Kölner Karnevalsklubs retten mittelalterliches Erbe in der Stadtmauer

Kölner Karnevalsklubs retten mittelalterliches Erbe in der Stadtmauer
Kölner Karnevalsklubs bewahren mittelalterliches Erbe in der Stadtmauer
Ein Teil der mittelalterlichen Stadtmauer von Köln beherbergt einige der bekanntesten Karnevalsvereine der Stadt. Die historischen Gebäude, die über die Jahre sorgfältig restauriert wurden, dienen heute als Treffpunkte für Gruppen wie die Blauen Funken, die Roten Funken und die Kölner EhrenGarde. Die Vereine haben nicht nur die alten Mauern erhalten, sondern halten auch die Karnevalstraditionen das ganze Jahr über lebendig.
Das Hahnentor, eines der vier noch erhaltenen mittelalterlichen Stadttore von Köln, ragt 21 Meter in die Höhe. Daneben unterstreicht ein 31 Meter hohes Bürogebäude seine imposante Erscheinung. Im Inneren trifft sich die Kölner EhrenGarde – ein 1902 gegründeter Corps –, die sich auf Karnevalsfeiern, traditionelle Tänze und Reitervorführungen spezialisiert hat.
An anderer Stelle der Mauer haben die Blauen Funken und die Roten Funken ihre eigenen Bereiche bezogen. Die beiden Vereine pflegen eine langjährige Rivalität, wobei die Blauen Funken traditionell den Rosenmontagszug anführen. Die Roten Funken hingegen führen ihre Ursprünge auf die Kölner Stadtsoldaten des 17. bis 19. Jahrhunderts zurück.
Ein weiterer Turm in der Südstadt ist Sitz des Mählsack (Prinzengarde). Wie die anderen Vereine haben auch sie sich der Restaurierung und Erhaltung ihres Abschnitts der Stadtmauer verschrieben. Durch ihr Engagement bleiben nicht nur die Bauwerke, sondern auch das karnevalistische Erbe von Köln bewahrt.

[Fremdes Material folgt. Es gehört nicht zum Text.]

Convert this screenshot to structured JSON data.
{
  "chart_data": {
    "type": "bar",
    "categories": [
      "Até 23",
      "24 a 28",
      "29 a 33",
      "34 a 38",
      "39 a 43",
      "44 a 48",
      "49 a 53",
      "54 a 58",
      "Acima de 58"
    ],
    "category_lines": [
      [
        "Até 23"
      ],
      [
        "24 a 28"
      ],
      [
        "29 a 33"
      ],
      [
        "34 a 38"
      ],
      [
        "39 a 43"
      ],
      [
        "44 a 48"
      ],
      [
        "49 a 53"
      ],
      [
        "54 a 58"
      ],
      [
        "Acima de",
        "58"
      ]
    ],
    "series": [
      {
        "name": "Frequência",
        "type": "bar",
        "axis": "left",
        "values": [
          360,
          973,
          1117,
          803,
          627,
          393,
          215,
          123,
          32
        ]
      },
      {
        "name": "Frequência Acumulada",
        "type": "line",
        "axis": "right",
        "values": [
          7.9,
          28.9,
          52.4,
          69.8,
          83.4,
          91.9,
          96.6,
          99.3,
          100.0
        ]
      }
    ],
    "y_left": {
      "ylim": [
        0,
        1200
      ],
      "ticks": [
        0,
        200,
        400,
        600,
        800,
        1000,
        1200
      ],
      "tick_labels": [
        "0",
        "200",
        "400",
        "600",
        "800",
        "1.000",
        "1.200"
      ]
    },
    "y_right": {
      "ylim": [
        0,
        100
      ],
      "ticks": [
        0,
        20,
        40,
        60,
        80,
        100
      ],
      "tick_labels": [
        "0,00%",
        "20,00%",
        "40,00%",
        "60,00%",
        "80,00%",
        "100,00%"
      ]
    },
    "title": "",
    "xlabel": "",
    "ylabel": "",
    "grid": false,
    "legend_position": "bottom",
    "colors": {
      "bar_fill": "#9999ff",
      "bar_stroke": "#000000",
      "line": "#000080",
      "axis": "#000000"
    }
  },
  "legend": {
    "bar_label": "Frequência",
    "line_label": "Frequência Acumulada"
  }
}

Indem die Karnevalsgesellschaften Teile der mittelalterlichen Stadtmauer erworben und saniert haben, schützen sie historische Strukturen. Gleichzeitig halten sie die Traditionen der Kölner Karnevalskultur das ganze Jahr über wach. Die Vereine spielen nach wie vor eine centrale Rolle – sowohl bei den Feierlichkeiten als auch bei der Bewahrung des kulturellen Erbes der Stadt.